- Theatrical release poster
- Directed by: Santiago Limón
- Screenplay by: Santiago Limón; María Hinojos;
- Adaptation by: Eduardo Cisneros Jason Shuman
- Based on: La usurpadora by Inés Rodena
- Produced by: Matt Walden; Paul Presburger;
- Starring: Isabella Castillo; Alan Estrada; Cecilia Toussaint; Susana Zabaleta; Jesús Ochoa; Alejandra Guzmán; Gabriela Spanic;
- Cinematography: Danny Hiele
- Edited by: Martha Poly Vil
- Music by: Amado López
- Production companies: Walden Entertainment; The Lift Entertainment;
- Distributed by: Pantelion Films (United States); Videocine (Mexico);
- Release dates: March 22, 2023 (Tucson, Arizona); April 7, 2023 (United States); April 12, 2023 (Mexico);
- Running time: 115 minutes
- Countries: Mexico; United States;
- Languages: Spanish; English;
- Box office: $883,218

= La Usurpadora: The Musical =

2023 film by Santiago Limón

La Usurpadora: The Musical is a 2023 musical crime comedy film directed by Santiago Limón from a screenplay he co-wrote with María Hinojos, based on the 1998 Mexican telenovela La usurpadora.

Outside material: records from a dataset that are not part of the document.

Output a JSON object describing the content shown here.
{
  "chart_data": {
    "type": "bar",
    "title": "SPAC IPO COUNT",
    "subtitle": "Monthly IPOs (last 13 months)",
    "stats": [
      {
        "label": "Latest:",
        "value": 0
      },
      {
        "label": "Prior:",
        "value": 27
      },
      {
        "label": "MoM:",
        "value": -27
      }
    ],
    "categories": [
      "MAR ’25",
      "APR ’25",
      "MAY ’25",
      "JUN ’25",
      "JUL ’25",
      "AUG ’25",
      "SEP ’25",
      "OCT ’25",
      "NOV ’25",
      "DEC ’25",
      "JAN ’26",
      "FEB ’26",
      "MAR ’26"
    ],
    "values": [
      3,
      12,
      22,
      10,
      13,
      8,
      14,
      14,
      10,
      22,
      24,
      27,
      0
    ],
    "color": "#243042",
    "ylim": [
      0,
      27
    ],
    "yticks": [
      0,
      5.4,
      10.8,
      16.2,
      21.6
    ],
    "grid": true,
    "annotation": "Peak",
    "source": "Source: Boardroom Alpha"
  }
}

The film stars Isabella Castillo, Alan Estrada, Cecilia Toussaint, Susana Zabaleta and Jesús Ochoa, with special appearances by Alejandra Guzmán and Gabriela Spanic.

== Plot ==
During a secret meeting with her lover in Las Vegas, Victoria meets a hotel employee identical to her, Valeria, and convinces her to switch lives.

== Cast ==
- Isabella Castillo as Valeria and Victoria
- Alan Estrada as Carlos Daniel
- Susana Zabaleta as Dona Ines
- Jesús Ochoa as Don Ramiro
- Cecilia Toussaint as Abuelita
- Valentina as Lydia
- Alejandra Ley as Lupita
- Alejandra Guzmán
- Gabriela Spanic
- Shane West as Chad

==Production==
Principal photography began in December 2021 in Mexico City and the Mexican states of Hidalgo, Jalisco, and Nayarit.

==Release==
The film received a preview screening in Tucson, Arizona, on March 22, 2023. It was released theatrically in the United States on April 7, 2023, by Pantelion Films, and in Mexico on April 12, 2023, by Videocine.

==Reception==
Mary Aviles of Common Sense Media awarded the film three stars out of five.